— Теперь, — сказал Крокетт, — подведем предварительные итоги.
Они сидели в затемненном баре, убранном под английский постоялый двор, с витыми медными рожками, хлыстами и охотничьими гравюрами. На одинаковом отдалении друг от друга у стойки красного дерева сидели три замужние дамы в мини-юбках, ожидая джентльменов, которые не были их мужьями. Крокетт пил «Джек Дэниелс» с водой, Мэнникон потягивал «Алекзандер», единственный алкогольный напиток, который он переносил, потому что этот напиток напоминал молочный коктейль.
— Первое преимущество, — сказал Крокетт, — отсутствие мыльной пены. Огромное преимущество — если вспомнить про все эти загрязненные реки. Тебя будут чествовать как национального героя.
Мэнникон даже вспотел от удовольствия.
— Первый изъян, — продолжал Крокетт, заказывая очередной «Джек Дэниелс». Он пил быстро. — Первый изъян — остаточные кольца. Преодолимая трудность, должно быть.
— Это вопрос времени, — забормотал Мэнникон. — Используя различные катализаторы, мы могли бы…
— Возможно, — сказал Крокетт. — Преимущество второе. Отчетливое сродство, правда непонятного характера, к желтым живым организмам. Пока что мы можем говорить наверняка только о мышах. Последние эксперименты подтверждают эту гипотезу. В любом случае ты сделал открытие. Интерес к веществам с различным химическим сродством к различным организмам не ослабевает. Определенно это успех. Тебя можно поздравить.
— Но мистер Крокетт, — сказал Мэнникон. Он еще сильнее вспотел от удовольствия, услышав такие слова от человека, который был лучшим на курсе в МТИ. — Это, должно быть…
— Называй меня Крок, — сказал Крокетт. — В этом деле мы оба повязаны.
— Крок, — растроганно повторил Мэнникон, думая о «ланче».
— Изъян второй, — сказал Крокетт, принимая из рук официанта новый «Джек Дэниелс». — Похоже, раствор ядовит для тех организмов, к которым он проявляет сродство. Вопрос: а является ли это свойство изъяном?
— Это меня… ну… и беспокоит, — выдавил Мэнникон, думая о восемнадцати окоченевших мышиных трупиках в запертом холодильнике.

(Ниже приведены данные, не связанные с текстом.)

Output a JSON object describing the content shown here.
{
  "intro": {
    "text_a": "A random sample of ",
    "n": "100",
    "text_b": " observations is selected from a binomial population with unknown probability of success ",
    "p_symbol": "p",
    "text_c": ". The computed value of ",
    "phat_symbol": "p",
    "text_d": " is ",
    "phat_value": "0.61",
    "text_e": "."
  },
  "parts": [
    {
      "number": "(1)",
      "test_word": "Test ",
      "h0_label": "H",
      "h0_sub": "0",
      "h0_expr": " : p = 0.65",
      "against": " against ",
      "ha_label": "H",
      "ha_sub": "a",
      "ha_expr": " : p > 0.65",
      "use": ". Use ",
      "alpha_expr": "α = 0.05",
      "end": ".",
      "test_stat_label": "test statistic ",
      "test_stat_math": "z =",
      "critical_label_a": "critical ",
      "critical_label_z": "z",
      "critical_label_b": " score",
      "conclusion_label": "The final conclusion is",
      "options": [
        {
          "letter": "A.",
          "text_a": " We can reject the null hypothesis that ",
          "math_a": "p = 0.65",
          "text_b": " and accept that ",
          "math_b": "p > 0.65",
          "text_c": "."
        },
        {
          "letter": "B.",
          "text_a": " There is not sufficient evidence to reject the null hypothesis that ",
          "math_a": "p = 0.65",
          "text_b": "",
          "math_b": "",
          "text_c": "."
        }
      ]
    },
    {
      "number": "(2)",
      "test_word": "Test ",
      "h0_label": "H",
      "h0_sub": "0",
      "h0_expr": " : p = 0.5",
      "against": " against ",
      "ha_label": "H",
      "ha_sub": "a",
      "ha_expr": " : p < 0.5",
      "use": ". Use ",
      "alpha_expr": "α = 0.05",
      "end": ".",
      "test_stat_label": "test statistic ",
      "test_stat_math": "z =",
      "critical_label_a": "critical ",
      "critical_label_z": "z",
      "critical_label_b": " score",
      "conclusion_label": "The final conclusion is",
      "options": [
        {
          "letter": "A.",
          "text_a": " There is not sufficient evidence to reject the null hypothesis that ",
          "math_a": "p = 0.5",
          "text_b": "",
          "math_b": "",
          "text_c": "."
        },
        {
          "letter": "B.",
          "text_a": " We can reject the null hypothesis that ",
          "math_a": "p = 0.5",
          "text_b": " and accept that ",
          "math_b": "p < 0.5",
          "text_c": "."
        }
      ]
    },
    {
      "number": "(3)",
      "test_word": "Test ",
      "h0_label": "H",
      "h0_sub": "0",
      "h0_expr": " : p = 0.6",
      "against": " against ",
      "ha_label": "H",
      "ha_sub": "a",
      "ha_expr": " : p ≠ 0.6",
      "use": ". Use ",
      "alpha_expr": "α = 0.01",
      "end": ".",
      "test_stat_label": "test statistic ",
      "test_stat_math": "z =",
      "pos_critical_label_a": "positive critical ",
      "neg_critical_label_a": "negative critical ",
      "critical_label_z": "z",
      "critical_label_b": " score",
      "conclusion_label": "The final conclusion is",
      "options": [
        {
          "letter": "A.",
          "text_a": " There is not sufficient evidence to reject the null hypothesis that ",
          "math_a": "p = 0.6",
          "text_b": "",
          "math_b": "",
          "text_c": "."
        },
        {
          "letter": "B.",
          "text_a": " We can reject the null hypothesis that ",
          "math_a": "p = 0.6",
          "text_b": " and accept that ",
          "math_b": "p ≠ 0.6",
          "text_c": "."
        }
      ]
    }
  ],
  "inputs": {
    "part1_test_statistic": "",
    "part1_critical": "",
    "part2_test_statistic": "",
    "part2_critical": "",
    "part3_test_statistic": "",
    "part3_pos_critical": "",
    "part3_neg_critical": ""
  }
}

— Отрицательное воздействие иногда оказывается не чем иным, как замаскированным положительным воздействием. Зависит от точки зрения, — сказал Крокетт. — Жизненный цикл заключает в себе созидание и разрушение. Всему свое место и время. Об этом не следует забывать.
— Да, — покорно согласился Мэнникон, решивший про себя, что забывать об этом и правда не следует.
— Если взглянуть с коммерческой точки зрения, — размышлял Крокетт, — вспомни ДДТ. Или миксоматоз. Оказался бесценным в Австралии, которая кишмя кишела кроликами. Да и эта золотая рыбка мне не нравится, совсем не нравится.
Они позаимствовали золотую рыбку у секретарши, рядом со столиком которой стоял большой аквариум, и в двенадцать пятьдесят шесть поместили рыбку сначала в чистый раствор «Флоксо», а затем в раствор Мэнникона. И хотя никак нельзя было сказать, что золотой рыбке нравился «Флоксо» — она стояла на голове на дне сосуда и вздрагивала через каждые тридцать шесть секунд, — но все же она не погибала. В растворе Мэнникона золотая рыбка испустила дух за двадцать секунд. Ее поместили в холодильник вместе с восемнадцатью мышами.
— Нет, — повторил Крокетт. — Не нравится мне эта золотая рыбка, совсем не нравится.
Они посидели в молчании, быть может сожалея об участи золотой рыбки.
— Подведем итоги, — сказал Крокетт. — Мы располагаем веществом с необычайными свойствами, которое нарушает динамическое равновесие связующих молекул жидкости при нормальных температурах. Производство его смехотворно дешево. Неорганические компоненты присутствуют в нем в ничтожных количествах, что практически не позволяет их идентифицировать. Высокотоксично для некоторых организмов, безвредно для других. Еще не знаю как, но, чует мое сердце, из всего этого можно сделать деньги. У меня предчувствие… Есть одна контора, где можно… — Он умолк, как бы сомневаясь, стоит ли доверить свои мысли Мэнникону. — Желтое, желтое, желтое. Что же есть такого желтого, что кишмя кишит, как кролики в Австралии? Найдем ответ на этот вопрос — дело в шляпе.
— Ну, — сказал Мэнникон, — уж теперь, я думаю, мистер Паульсон повысит нам жалованье к концу года. По крайней мере премию к рождеству подбросит, а?
— Премию? — Крокетт впервые повысил голос. — Прибавку к жалованью? Ты рехнулся, парень?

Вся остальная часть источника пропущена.